Africa has the largest pool of untapped tech talent in the world, according to Jeremy Johnson.

The 31-year old says that for two reasons:
  1. Human brilliance is evenly distributed around the world, but opportunity isn't.
  2. There are four jobs for every software developer in the U.S.
Johnson's solution is Andela, a program that finds the best and brightest students or programmers in Africa, trains them up, and places them in jobs at hot startups like Udacity and Fortune 500s like Microsoft. His startup, which launched last July, is disrupting the tech sphere by creating a new model for how companies hire and staff their talent."You're combining an unlikely source of talent with a new model of education," Johnson told Business Insider on Tuesday. "We're getting increased customer attention from companies and nobody is dropping our fellows. And that's an atypical thing."

With a 0.7% acceptance rate and a two-week boot camp to further refine that pool, Andela is the most selective tech training program in Africa. The lucky ones are admitted after a series of aptitude tests; then they go through intensive training sessions for six months. Those over 18 can apply and the average applicant age is 25.

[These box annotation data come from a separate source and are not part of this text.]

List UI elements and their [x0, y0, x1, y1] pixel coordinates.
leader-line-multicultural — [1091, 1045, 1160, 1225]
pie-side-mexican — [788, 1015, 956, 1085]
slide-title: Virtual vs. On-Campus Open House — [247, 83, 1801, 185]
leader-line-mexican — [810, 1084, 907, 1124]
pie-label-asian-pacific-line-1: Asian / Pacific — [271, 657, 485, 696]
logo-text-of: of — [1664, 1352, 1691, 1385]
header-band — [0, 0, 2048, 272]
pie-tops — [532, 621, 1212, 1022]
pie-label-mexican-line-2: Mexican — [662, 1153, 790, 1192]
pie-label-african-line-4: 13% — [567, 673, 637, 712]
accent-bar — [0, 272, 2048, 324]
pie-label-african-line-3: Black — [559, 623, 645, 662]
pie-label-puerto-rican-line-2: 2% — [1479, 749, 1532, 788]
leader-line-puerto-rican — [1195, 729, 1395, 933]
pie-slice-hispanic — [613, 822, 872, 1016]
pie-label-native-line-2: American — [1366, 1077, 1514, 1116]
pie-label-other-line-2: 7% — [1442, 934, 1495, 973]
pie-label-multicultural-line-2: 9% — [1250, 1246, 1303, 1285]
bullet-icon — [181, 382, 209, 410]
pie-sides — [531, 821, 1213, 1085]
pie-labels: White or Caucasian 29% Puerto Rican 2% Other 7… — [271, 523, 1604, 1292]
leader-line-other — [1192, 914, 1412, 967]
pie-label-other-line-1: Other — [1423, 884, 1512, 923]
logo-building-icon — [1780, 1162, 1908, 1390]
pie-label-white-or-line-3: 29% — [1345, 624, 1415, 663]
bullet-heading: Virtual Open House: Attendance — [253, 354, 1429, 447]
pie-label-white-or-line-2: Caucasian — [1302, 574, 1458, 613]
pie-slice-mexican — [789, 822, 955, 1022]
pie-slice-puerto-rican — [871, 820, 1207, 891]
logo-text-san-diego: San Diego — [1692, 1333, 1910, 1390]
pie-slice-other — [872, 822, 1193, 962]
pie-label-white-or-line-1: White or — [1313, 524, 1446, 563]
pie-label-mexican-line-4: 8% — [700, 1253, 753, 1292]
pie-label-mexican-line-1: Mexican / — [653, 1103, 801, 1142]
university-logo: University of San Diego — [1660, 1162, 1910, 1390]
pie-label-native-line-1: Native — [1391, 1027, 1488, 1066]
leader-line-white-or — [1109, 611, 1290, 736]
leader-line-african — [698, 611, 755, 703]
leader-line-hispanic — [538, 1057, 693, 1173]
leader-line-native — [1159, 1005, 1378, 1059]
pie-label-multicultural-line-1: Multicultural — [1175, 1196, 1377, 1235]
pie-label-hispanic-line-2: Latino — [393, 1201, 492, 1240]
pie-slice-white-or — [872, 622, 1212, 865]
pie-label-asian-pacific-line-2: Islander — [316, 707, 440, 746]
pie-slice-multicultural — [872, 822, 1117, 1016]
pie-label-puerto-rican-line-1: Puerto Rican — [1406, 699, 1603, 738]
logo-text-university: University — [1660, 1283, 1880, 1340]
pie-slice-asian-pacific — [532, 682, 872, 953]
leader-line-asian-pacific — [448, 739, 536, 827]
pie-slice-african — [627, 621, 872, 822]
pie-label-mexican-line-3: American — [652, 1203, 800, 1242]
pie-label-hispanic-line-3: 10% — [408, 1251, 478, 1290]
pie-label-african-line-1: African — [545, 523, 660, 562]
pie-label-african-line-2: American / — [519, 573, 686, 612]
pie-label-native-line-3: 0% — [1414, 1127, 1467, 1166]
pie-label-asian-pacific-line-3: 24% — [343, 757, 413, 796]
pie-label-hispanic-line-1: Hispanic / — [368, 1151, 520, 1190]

Andela pays students to learn and provides them a wage that puts them in the top five percent of Nigerian earners. At the same time, it's cheaper for companies to staff their technical team with Andela students than with another candidate, which is a win-win, according to Johnson. Students' wages increase as they improve their skills. When they graduate, Andela helps them jumpstart their own companies or places them in tech roles at corporations.

Piloting in Nigeria and Lagos, Andela has received about 16,000 applications to date. Johnson recruited the strongest developers in the world from places like Google to serve as mentors.

"Since we found enough genius-level software companies that will hire [our students], we don't want to accept anyone who doesn't meet an ideal standard," Johnson said.

Andela hopefuls are finding out about the startup mainly through Twitter, job sites and word of mouth.

"There's a perception here that people [in Africa] don't have access to the internet at all and that's not true," Johnson said. "Most young people in Nigeria have smartphones and there's a widespread connectivity of social media."

This isn't Johnson's first business attempt. He is the former CEO of 2U, a publicly-traded company that offers online graduate-level courses for credit. Johnson just closed a round of funding for Andela which he says was four times oversubscribed.

Andela just closed series A funding led by venture capital firm Spark Capital. LearnCapital, Omidyar Network and others joined the round.

With the financing, Johnson will close in on his plan to train 100,000 developers in Africa over the next decade. He also wants to send Andela students to other countries like Europe which is also experiencing a growing demand for developers.

"We plan to increase capacity and expand into other areas," Johnson said. "We have a list of five to ten other countries we're exploring."